The American Chamber of Commerce of the Philippines (AmCham) said the group could not yet speculate on the effects of potential strict lockdown on investment prospects, but the chamber opposes a sweeping strict lockdown.

“AmCham hopes businesses and public transportation will not be locked down and that restrictions will be targeted on ‘hot spots,’” AmCham Senior Advisor John Forbes said in a text message.

Meanwhile, OCTA member Ranjit S. Rye urged the National Government not to wait for coronavirus infections “to explode or for our hospitals to fill up before it decides.”

“We will save lives and save livelihoods. We have a window of opportunity to reverse this surge,” he said.

The National Capital Region (NCR) will have 2,000 new cases daily on average by Aug. 10 if the government maintains the status quo,” Mr. Rye said separately. Coronavirus infections may reach up to 3,000 daily by Aug. 17.

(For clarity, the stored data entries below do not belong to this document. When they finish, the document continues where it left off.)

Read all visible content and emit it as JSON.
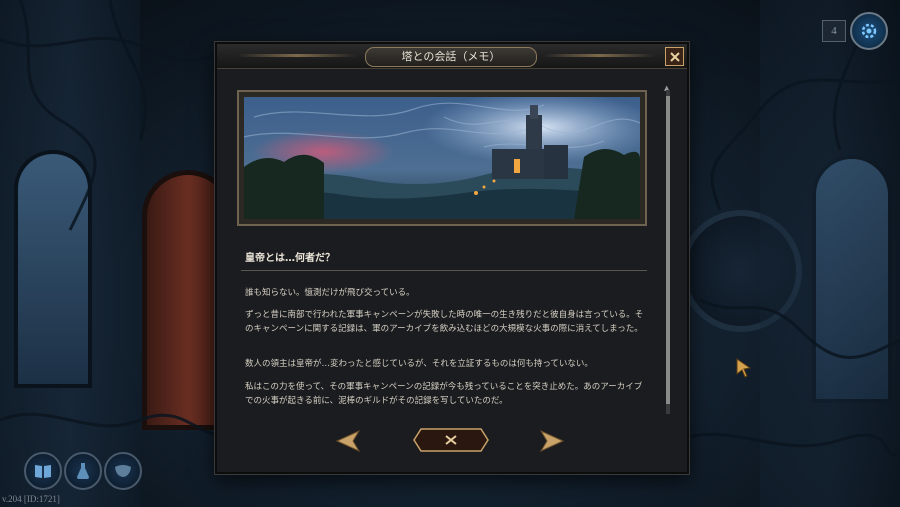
{
  "dialog": {
    "title": "塔との会話（メモ）",
    "heading": "皇帝とは…何者だ？",
    "paragraphs": [
      "誰も知らない。憶測だけが飛び交っている。",
      "ずっと昔に南部で行われた軍事キャンペーンが失敗した時の唯一の生き残りだと彼自身は言っている。そのキャンペーンに関する記録は、軍のアーカイブを飲み込むほどの大規模な火事の際に消えてしまった。",
      "数人の領主は皇帝が…変わったと感じているが、それを立証するものは何も持っていない。",
      "私はこの力を使って、その軍事キャンペーンの記録が今も残っていることを突き止めた。あのアーカイブでの火事が起きる前に、泥棒のギルドがその記録を写していたのだ。"
    ]
  },
  "hud": {
    "counter": "4",
    "version": "v.204 [ID:1721]"
  },
  "icons": {
    "close": "close-x-icon",
    "prev": "arrow-left-icon",
    "next": "arrow-right-icon",
    "gear": "gear-icon",
    "journal": "book-icon",
    "potion": "potion-icon",
    "mask": "mask-icon"
  },
  "colors": {
    "accent_gold": "#c9a26a",
    "panel": "#1b1c1f",
    "text": "#d6d0c4"
  }
}
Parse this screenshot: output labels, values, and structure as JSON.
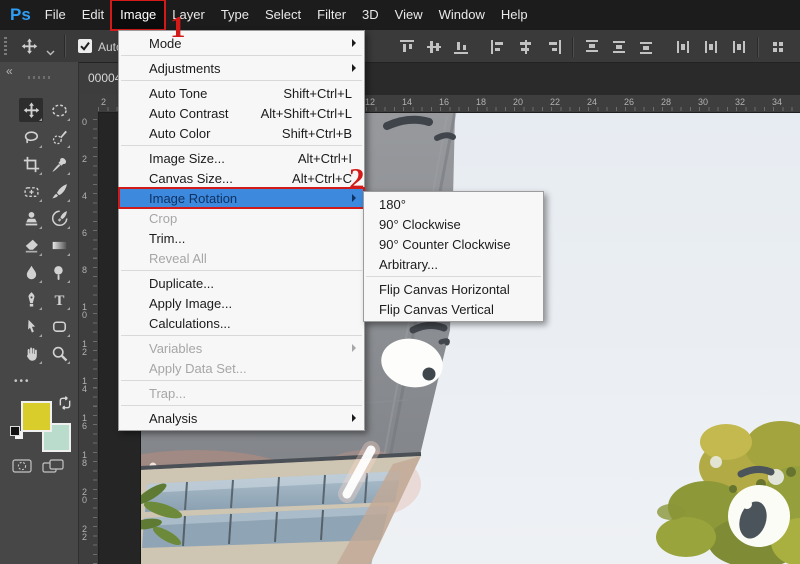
{
  "menubar": {
    "logo_text": "Ps",
    "items": [
      {
        "label": "File"
      },
      {
        "label": "Edit"
      },
      {
        "label": "Image",
        "annotated": true
      },
      {
        "label": "Layer"
      },
      {
        "label": "Type"
      },
      {
        "label": "Select"
      },
      {
        "label": "Filter"
      },
      {
        "label": "3D"
      },
      {
        "label": "View"
      },
      {
        "label": "Window"
      },
      {
        "label": "Help"
      }
    ]
  },
  "options_bar": {
    "tool_icon": "move-icon",
    "auto_select_label": "Auto-S",
    "auto_select_checked": true,
    "align_icons": [
      "align-top",
      "align-vcenter",
      "align-bottom",
      "align-left",
      "align-hcenter",
      "align-right",
      "dist-top",
      "dist-vcenter",
      "dist-bottom",
      "dist-left",
      "dist-hcenter",
      "dist-right",
      "align-options"
    ]
  },
  "document_tab": {
    "title": "00004"
  },
  "toolbar": {
    "collapse_glyph": "«",
    "ellipsis_glyph": "•••",
    "tools": [
      {
        "name": "move-tool",
        "selected": true
      },
      {
        "name": "elliptical-marquee-tool"
      },
      {
        "name": "lasso-tool"
      },
      {
        "name": "quick-selection-tool"
      },
      {
        "name": "crop-tool"
      },
      {
        "name": "eyedropper-tool"
      },
      {
        "name": "spot-healing-brush-tool"
      },
      {
        "name": "brush-tool"
      },
      {
        "name": "clone-stamp-tool"
      },
      {
        "name": "history-brush-tool"
      },
      {
        "name": "eraser-tool"
      },
      {
        "name": "gradient-tool"
      },
      {
        "name": "blur-tool"
      },
      {
        "name": "dodge-tool"
      },
      {
        "name": "pen-tool"
      },
      {
        "name": "type-tool"
      },
      {
        "name": "path-selection-tool"
      },
      {
        "name": "shape-tool"
      },
      {
        "name": "hand-tool"
      },
      {
        "name": "zoom-tool"
      }
    ],
    "foreground_color": "#d8cd2b",
    "background_color": "#badccd"
  },
  "rulers": {
    "horizontal_labels": [
      "2",
      "12",
      "14",
      "16",
      "18",
      "20",
      "22",
      "24",
      "26",
      "28",
      "30",
      "32",
      "34"
    ],
    "vertical_labels": [
      "0",
      "2",
      "4",
      "6",
      "8",
      "10",
      "12",
      "14",
      "16",
      "18",
      "20",
      "22"
    ]
  },
  "image_menu": {
    "items": [
      {
        "label": "Mode",
        "submenu_arrow": true
      },
      {
        "separator": true
      },
      {
        "label": "Adjustments",
        "submenu_arrow": true
      },
      {
        "separator": true
      },
      {
        "label": "Auto Tone",
        "shortcut": "Shift+Ctrl+L"
      },
      {
        "label": "Auto Contrast",
        "shortcut": "Alt+Shift+Ctrl+L"
      },
      {
        "label": "Auto Color",
        "shortcut": "Shift+Ctrl+B"
      },
      {
        "separator": true
      },
      {
        "label": "Image Size...",
        "shortcut": "Alt+Ctrl+I"
      },
      {
        "label": "Canvas Size...",
        "shortcut": "Alt+Ctrl+C"
      },
      {
        "label": "Image Rotation",
        "submenu_arrow": true,
        "highlighted": true,
        "annotated": true
      },
      {
        "label": "Crop",
        "disabled": true
      },
      {
        "label": "Trim..."
      },
      {
        "label": "Reveal All",
        "disabled": true
      },
      {
        "separator": true
      },
      {
        "label": "Duplicate..."
      },
      {
        "label": "Apply Image..."
      },
      {
        "label": "Calculations..."
      },
      {
        "separator": true
      },
      {
        "label": "Variables",
        "disabled": true,
        "submenu_arrow": true
      },
      {
        "label": "Apply Data Set...",
        "disabled": true
      },
      {
        "separator": true
      },
      {
        "label": "Trap...",
        "disabled": true
      },
      {
        "separator": true
      },
      {
        "label": "Analysis",
        "submenu_arrow": true
      }
    ]
  },
  "rotation_submenu": {
    "items": [
      {
        "label": "180°"
      },
      {
        "label": "90° Clockwise"
      },
      {
        "label": "90° Counter Clockwise"
      },
      {
        "label": "Arbitrary..."
      },
      {
        "separator": true
      },
      {
        "label": "Flip Canvas Horizontal"
      },
      {
        "label": "Flip Canvas Vertical"
      }
    ]
  },
  "annotations": {
    "step1": "1",
    "step2": "2",
    "color": "#d21a18"
  },
  "colors": {
    "menubar_bg": "#1c1c1c",
    "panel_bg": "#474747",
    "menu_bg": "#f7f7f7",
    "menu_highlight": "#3d89dd",
    "menu_highlight_text": "#0e3264",
    "annotation_red": "#d21a18",
    "ps_logo_blue": "#2f9ef6"
  }
}
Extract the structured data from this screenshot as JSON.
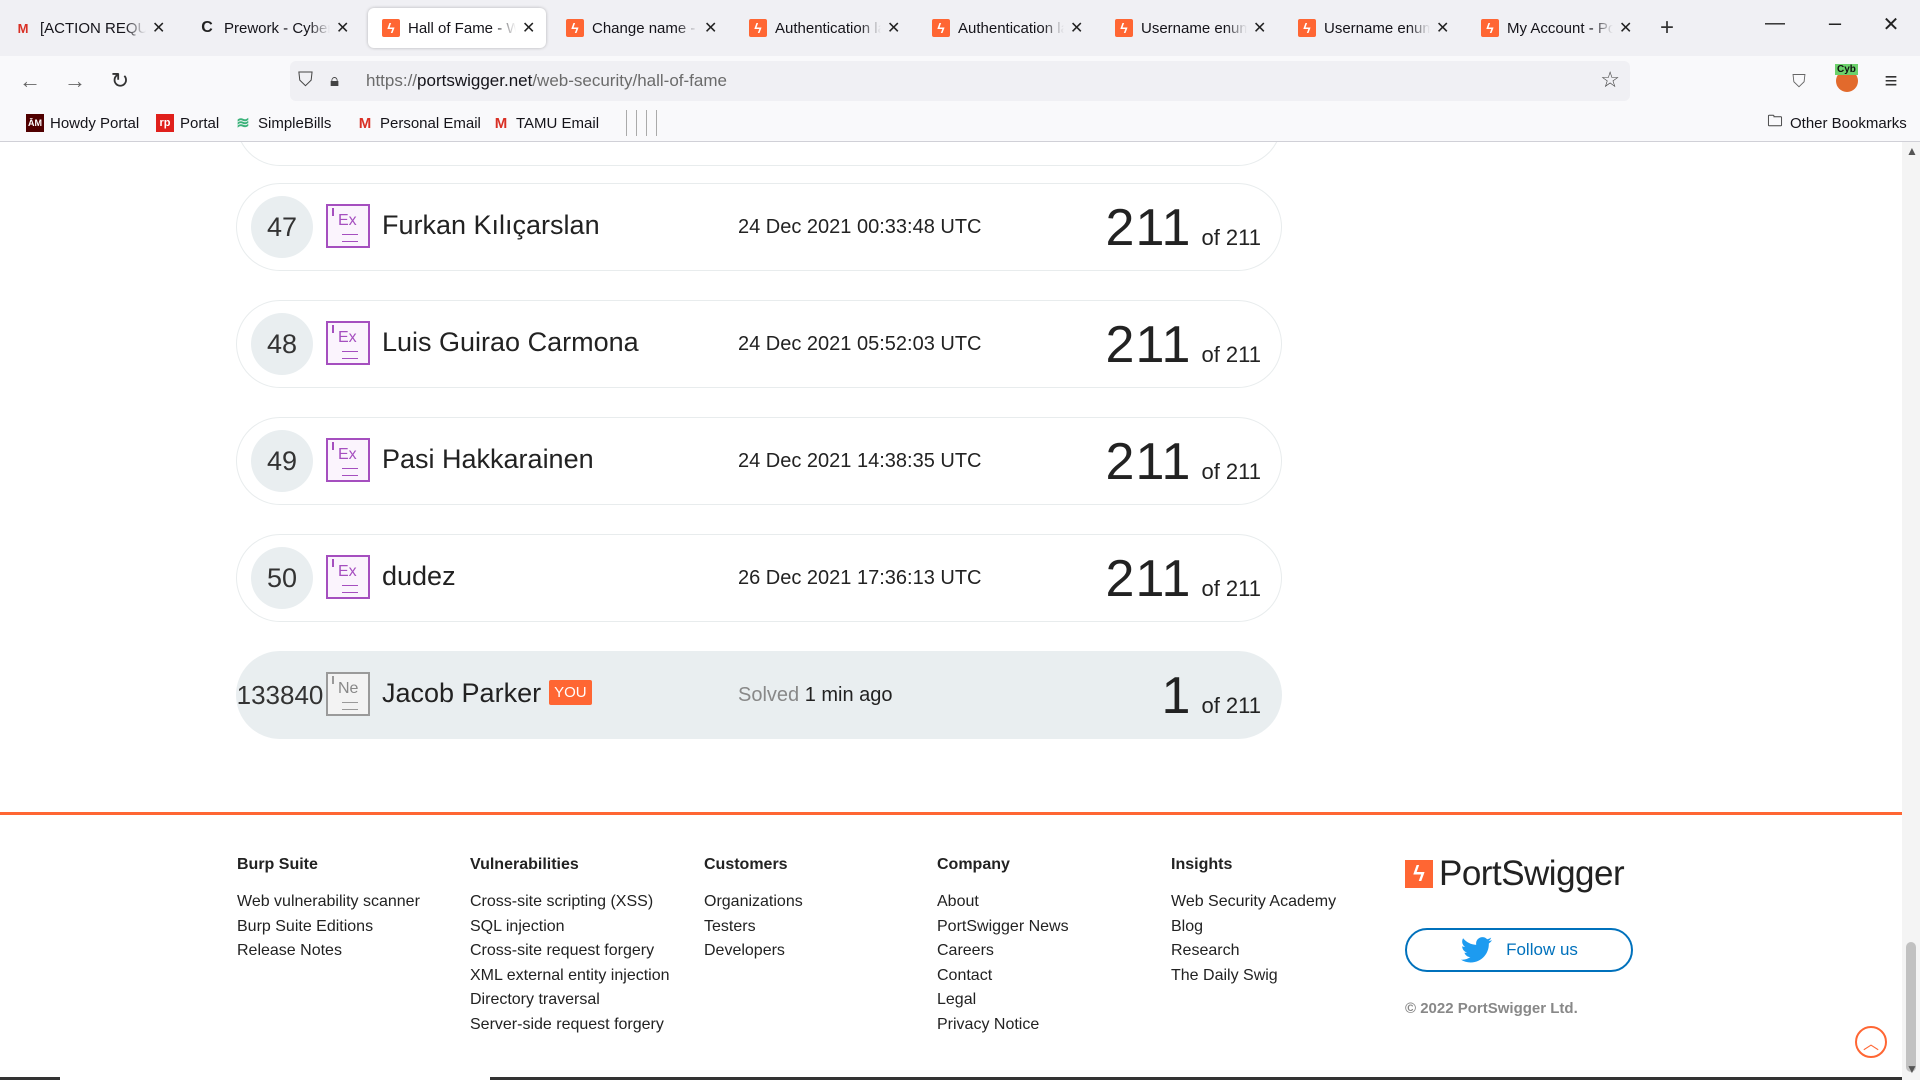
{
  "browser": {
    "tabs": [
      {
        "title": "[ACTION REQUIRED]",
        "icon": "gmail-icon"
      },
      {
        "title": "Prework - Cybersecurity",
        "icon": "codepath-icon"
      },
      {
        "title": "Hall of Fame - Web Security Academy",
        "icon": "portswigger-icon",
        "active": true
      },
      {
        "title": "Change name - PortSwigger",
        "icon": "portswigger-icon"
      },
      {
        "title": "Authentication lab",
        "icon": "portswigger-icon"
      },
      {
        "title": "Authentication lab",
        "icon": "portswigger-icon"
      },
      {
        "title": "Username enumeration",
        "icon": "portswigger-icon"
      },
      {
        "title": "Username enumeration",
        "icon": "portswigger-icon"
      },
      {
        "title": "My Account - PortSwigger",
        "icon": "portswigger-icon"
      }
    ],
    "url": {
      "scheme": "https://",
      "host": "portswigger.net",
      "path": "/web-security/hall-of-fame"
    },
    "extension_label": "Cyb",
    "bookmarks": [
      {
        "label": "Howdy Portal",
        "icon": "tamu-icon"
      },
      {
        "label": "Portal",
        "icon": "portal-icon"
      },
      {
        "label": "SimpleBills",
        "icon": "simplebills-icon"
      },
      {
        "label": "Personal Email",
        "icon": "gmail-icon"
      },
      {
        "label": "TAMU Email",
        "icon": "gmail-icon"
      }
    ],
    "other_bookmarks": "Other Bookmarks"
  },
  "leaderboard": {
    "rows": [
      {
        "rank": "47",
        "badge": "Ex",
        "name": "Furkan Kılıçarslan",
        "date": "24 Dec 2021 00:33:48 UTC",
        "solved": "211",
        "of": "of 211"
      },
      {
        "rank": "48",
        "badge": "Ex",
        "name": "Luis Guirao Carmona",
        "date": "24 Dec 2021 05:52:03 UTC",
        "solved": "211",
        "of": "of 211"
      },
      {
        "rank": "49",
        "badge": "Ex",
        "name": "Pasi Hakkarainen",
        "date": "24 Dec 2021 14:38:35 UTC",
        "solved": "211",
        "of": "of 211"
      },
      {
        "rank": "50",
        "badge": "Ex",
        "name": "dudez",
        "date": "26 Dec 2021 17:36:13 UTC",
        "solved": "211",
        "of": "of 211"
      }
    ],
    "me": {
      "rank": "133840",
      "badge": "Ne",
      "name": "Jacob Parker",
      "you_label": "YOU",
      "solved_label": "Solved",
      "solved_when": "1 min ago",
      "solved": "1",
      "of": "of 211"
    }
  },
  "footer": {
    "columns": [
      {
        "heading": "Burp Suite",
        "links": [
          "Web vulnerability scanner",
          "Burp Suite Editions",
          "Release Notes"
        ]
      },
      {
        "heading": "Vulnerabilities",
        "links": [
          "Cross-site scripting (XSS)",
          "SQL injection",
          "Cross-site request forgery",
          "XML external entity injection",
          "Directory traversal",
          "Server-side request forgery"
        ]
      },
      {
        "heading": "Customers",
        "links": [
          "Organizations",
          "Testers",
          "Developers"
        ]
      },
      {
        "heading": "Company",
        "links": [
          "About",
          "PortSwigger News",
          "Careers",
          "Contact",
          "Legal",
          "Privacy Notice"
        ]
      },
      {
        "heading": "Insights",
        "links": [
          "Web Security Academy",
          "Blog",
          "Research",
          "The Daily Swig"
        ]
      }
    ],
    "brand": "PortSwigger",
    "follow_label": "Follow us",
    "copyright": "© 2022 PortSwigger Ltd."
  },
  "colors": {
    "accent": "#ff6633",
    "twitter": "#0071bc",
    "expert_badge": "#a54fbf"
  }
}
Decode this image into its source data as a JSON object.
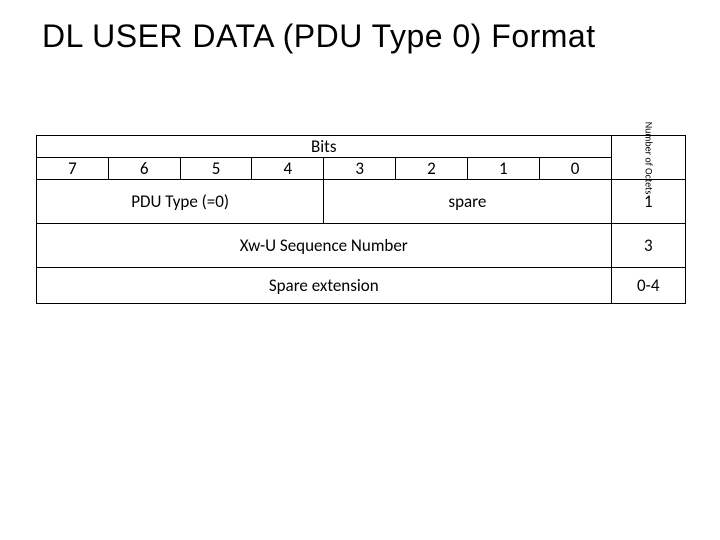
{
  "title": "DL USER DATA (PDU Type 0) Format",
  "table": {
    "bits_label": "Bits",
    "bit_numbers": [
      "7",
      "6",
      "5",
      "4",
      "3",
      "2",
      "1",
      "0"
    ],
    "octets_header": "Number of Octets",
    "rows": [
      {
        "cells": [
          {
            "text": "PDU Type (=0)",
            "span": 4
          },
          {
            "text": "spare",
            "span": 4
          }
        ],
        "octets": "1"
      },
      {
        "cells": [
          {
            "text": "Xw-U Sequence Number",
            "span": 8
          }
        ],
        "octets": "3"
      },
      {
        "cells": [
          {
            "text": "Spare extension",
            "span": 8
          }
        ],
        "octets": "0-4"
      }
    ]
  }
}
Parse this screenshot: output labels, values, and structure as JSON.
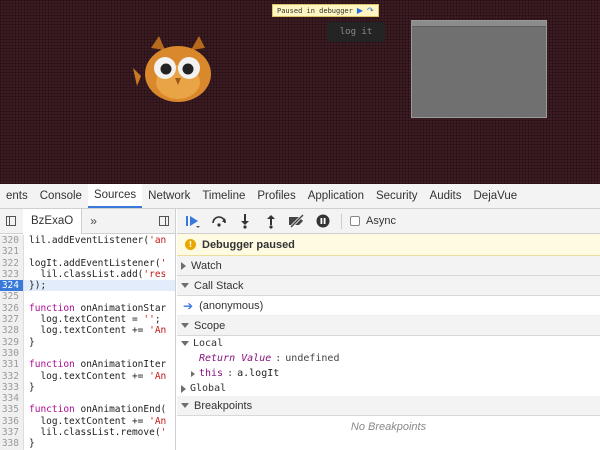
{
  "page": {
    "paused_banner": "Paused in debugger",
    "logit_button": "log it"
  },
  "devtools": {
    "tabs": [
      {
        "label": "ents"
      },
      {
        "label": "Console"
      },
      {
        "label": "Sources"
      },
      {
        "label": "Network"
      },
      {
        "label": "Timeline"
      },
      {
        "label": "Profiles"
      },
      {
        "label": "Application"
      },
      {
        "label": "Security"
      },
      {
        "label": "Audits"
      },
      {
        "label": "DejaVue"
      }
    ],
    "active_tab": "Sources",
    "file_tab": "BzExaO",
    "more_tabs": "»",
    "code_lines": [
      {
        "n": "320",
        "text": "lil.addEventListener('an"
      },
      {
        "n": "321",
        "text": ""
      },
      {
        "n": "322",
        "text": "logIt.addEventListener('"
      },
      {
        "n": "323",
        "text": "  lil.classList.add('res"
      },
      {
        "n": "324",
        "text": "});"
      },
      {
        "n": "325",
        "text": ""
      },
      {
        "n": "326",
        "text": "function onAnimationStar"
      },
      {
        "n": "327",
        "text": "  log.textContent = '';"
      },
      {
        "n": "328",
        "text": "  log.textContent += 'An"
      },
      {
        "n": "329",
        "text": "}"
      },
      {
        "n": "330",
        "text": ""
      },
      {
        "n": "331",
        "text": "function onAnimationIter"
      },
      {
        "n": "332",
        "text": "  log.textContent += 'An"
      },
      {
        "n": "333",
        "text": "}"
      },
      {
        "n": "334",
        "text": ""
      },
      {
        "n": "335",
        "text": "function onAnimationEnd("
      },
      {
        "n": "336",
        "text": "  log.textContent += 'An"
      },
      {
        "n": "337",
        "text": "  lil.classList.remove('"
      },
      {
        "n": "338",
        "text": "}"
      }
    ],
    "current_line": "324",
    "async_label": "Async",
    "paused_message": "Debugger paused",
    "sections": {
      "watch": "Watch",
      "call_stack": "Call Stack",
      "scope": "Scope",
      "breakpoints": "Breakpoints"
    },
    "call_stack_items": [
      "(anonymous)"
    ],
    "scope": {
      "local_label": "Local",
      "return_value_name": "Return Value",
      "return_value": "undefined",
      "this_name": "this",
      "this_value": "a.logIt",
      "global_label": "Global"
    },
    "no_breakpoints": "No Breakpoints"
  },
  "colors": {
    "accent": "#3879d9",
    "page_background": "#3c1c22",
    "paused_bar": "#fffbe3"
  }
}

Meanwhile, OCTA fellow Nicanor R. Austriaco, Jr. said Metro Manila’s healthcare use rate may be up by 100% as early as Aug. 15 if the government does not tighten quarantine rules in the region.

The Filipino-American molecular biologist, who is also a priest, based his projections on the experiences of the country’s neighbors such as Thailand, Malaysia and Vietnam.

“Once a Delta surge begins, it accelerates in an explosive fashion,” he said at the same briefing.

The Department of Health (DoH) earlier said the capital region’s healthcare capacity might reach a moderate risk level once it experiences a new virus surge.

On Wednesday, Manuel C. Mapue II of the DoH-NCR said Metro Manila has recorded a total of 22 Delta variant cases. Of these, 16 are active cases, he told a televised news briefing. The country has recorded 119 Delta variant cases as of July 24.

The government must consider “the bigger cost to the economy of a spike in infections that could be avoided by doing an earlier or preemptive lockdown measure,” Rizal Commercial Banking Corp. Chief Economist Michael L. Ricafort told BusinessWorld in a Viber message. “Options to do preemptive restrictive measures would make the economy better off over the long run.”

Mr. Ricafort noted that other Southeast Asian countries “do lockdowns at an early stage” while cases remain relatively low “to nip the cases at the bud.”

“NCR is the major economic center/convergence point and transit to other parts of the country so it is important to protect its population from the coronavirus as a prudent measure to also indirectly protect the rest of the country,” the economist said

Metro mayors were set to hold an emergency meeting on Wednesday to discuss the coronavirus situation in the capital region and their response to the spread of the Delta variant.